Несчастная пасторша мечтала только об одном – оказаться в это время, как и в первый раз, рядом со своей матерью. Фридерика Шендельс, Фритци, как звала ее вся семья, умная и энергичная жена аптекаря, умеющая приготовить по рецепту врача самое сложное лекарство и знающая не хуже акушерки, как помочь роженице, не смогла приехать из Потсдама в Ла-Рошель, когда дочь написала ей о своей второй беременности. В Европе свирепствовала холера. По слухам, которые долетали до французской глубинки, она не пощадила даже великого философа Георга Гегеля. В Берлине и Потсдаме к 1832 году она уже почти сошла на нет, однако в марте эпидемия охватила Францию. Большие города опустели, на всех въездах и выездах стояли санитарные кордоны, транспортное сообщение почти прекратилось, а если дилижансы и ходили, было слишком мало желающих пуститься в дальний путь, навстречу опасности.
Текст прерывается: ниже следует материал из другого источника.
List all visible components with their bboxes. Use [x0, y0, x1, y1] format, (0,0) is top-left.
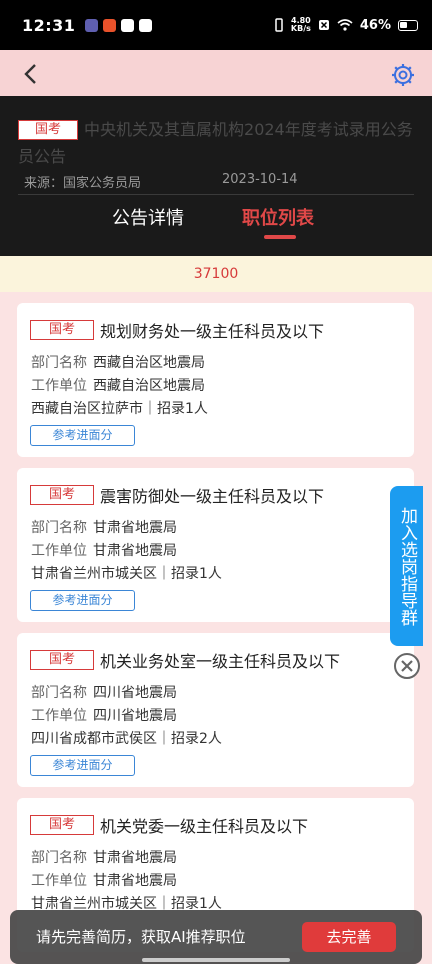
job-title: 机关业务处室一级主任科员及以下 [100, 652, 341, 671]
net-speed: 4.80 KB/s [290, 16, 311, 33]
notice-banner: 37100 [0, 256, 432, 292]
job-unit: 工作单位 四川省地震局 [31, 708, 177, 724]
settings-gear-icon[interactable] [390, 62, 416, 88]
job-unit: 工作单位 西藏自治区地震局 [31, 378, 205, 394]
job-title: 机关党委一级主任科员及以下 [100, 817, 309, 836]
announcement-header: 国考 中央机关及其直属机构2024年度考试录用公务员公告 来源：国家公务员局 20… [0, 96, 432, 256]
complete-resume-button[interactable]: 去完善 [302, 922, 396, 952]
resume-prompt-bar: 请先完善简历，获取AI推荐职位 去完善 [10, 910, 422, 964]
status-right: 4.80 KB/s 46% [274, 17, 418, 33]
exam-tag: 国考 [30, 650, 95, 670]
interview-score-button[interactable]: 参考进面分 [30, 590, 135, 611]
job-unit: 工作单位 甘肃省地震局 [31, 873, 177, 889]
divider [18, 194, 414, 195]
tab-announcement-detail[interactable]: 公告详情 [112, 204, 184, 230]
resume-prompt-text: 请先完善简历，获取AI推荐职位 [36, 928, 246, 946]
interview-score-button[interactable]: 参考进面分 [30, 755, 135, 776]
job-title-row: 国考 规划财务处一级主任科员及以下 [30, 318, 324, 342]
tab-position-list[interactable]: 职位列表 [242, 204, 314, 230]
join-group-button[interactable]: 加入选岗指导群 [390, 486, 423, 646]
vibrate-icon [275, 18, 283, 32]
job-card[interactable]: 国考 规划财务处一级主任科员及以下 部门名称 西藏自治区地震局 工作单位 西藏自治区… [17, 303, 414, 457]
status-time: 12:31 [22, 15, 76, 35]
job-title: 规划财务处一级主任科员及以下 [100, 322, 325, 341]
job-card[interactable]: 国考 机关业务处室一级主任科员及以下 部门名称 四川省地震局 工作单位 四川省地震局… [17, 633, 414, 787]
battery-icon [398, 19, 418, 31]
app-notification-icon [85, 18, 99, 32]
job-dept: 部门名称 甘肃省地震局 [31, 850, 177, 866]
wifi-icon [337, 19, 353, 31]
interview-score-button[interactable]: 参考进面分 [30, 425, 135, 446]
job-title: 震害防御处一级主任科员及以下 [100, 487, 325, 506]
job-location: 四川省成都市武侯区｜招录2人 [31, 731, 222, 747]
job-title-row: 国考 震害防御处一级主任科员及以下 [30, 483, 324, 507]
notice-count: 37100 [193, 266, 239, 282]
back-icon[interactable] [20, 63, 42, 85]
app-notification-icon [121, 18, 135, 32]
job-dept: 部门名称 甘肃省地震局 [31, 520, 177, 536]
status-bar: 12:31 4.80 KB/s 46% [0, 0, 432, 50]
status-app-icons [85, 18, 153, 32]
job-card[interactable]: 国考 震害防御处一级主任科员及以下 部门名称 甘肃省地震局 工作单位 甘肃省地震局 … [17, 468, 414, 622]
job-location: 甘肃省兰州市城关区｜招录1人 [31, 566, 222, 582]
job-title-row: 国考 机关业务处室一级主任科员及以下 [30, 648, 340, 672]
job-dept: 部门名称 西藏自治区地震局 [31, 355, 205, 371]
home-indicator [142, 958, 290, 962]
job-dept: 部门名称 四川省地震局 [31, 685, 177, 701]
exam-tag: 国考 [18, 120, 79, 140]
active-tab-indicator [264, 235, 296, 239]
job-unit: 工作单位 甘肃省地震局 [31, 543, 177, 559]
close-icon[interactable] [393, 652, 421, 680]
sim-off-icon [318, 20, 329, 30]
exam-tag: 国考 [30, 320, 95, 340]
announcement-date: 2023-10-14 [222, 172, 298, 187]
exam-tag: 国考 [30, 485, 95, 505]
app-notification-icon [139, 18, 153, 32]
job-title-row: 国考 机关党委一级主任科员及以下 [30, 813, 308, 837]
announcement-source: 来源：国家公务员局 [24, 176, 142, 191]
battery-percent: 46% [359, 17, 391, 33]
announcement-title: 国考 中央机关及其直属机构2024年度考试录用公务员公告 [18, 116, 416, 170]
app-notification-icon [103, 18, 117, 32]
nav-bar [0, 50, 432, 96]
exam-tag: 国考 [30, 815, 95, 835]
job-location: 西藏自治区拉萨市｜招录1人 [31, 401, 208, 417]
Фрау Шендельс все равно начала собирать дорожный саквояж со словами: «Холера – это не чума, надо только чаще мыть руки, не пить сырой воды, не есть сырых овощей и по возможности не пользоваться общественными уборными!» Но ее муж решительно встал в дверях и сказал: «Вот именно, Фритци. Наша дочь может последовать этим разумным советам и без тебя!» Господин Шендельс просто не хотел лишиться своей незаменимой помощницы в такое время, когда фармацевты делали состояния на продажах всевозможных очистительных и слабительных снадобий.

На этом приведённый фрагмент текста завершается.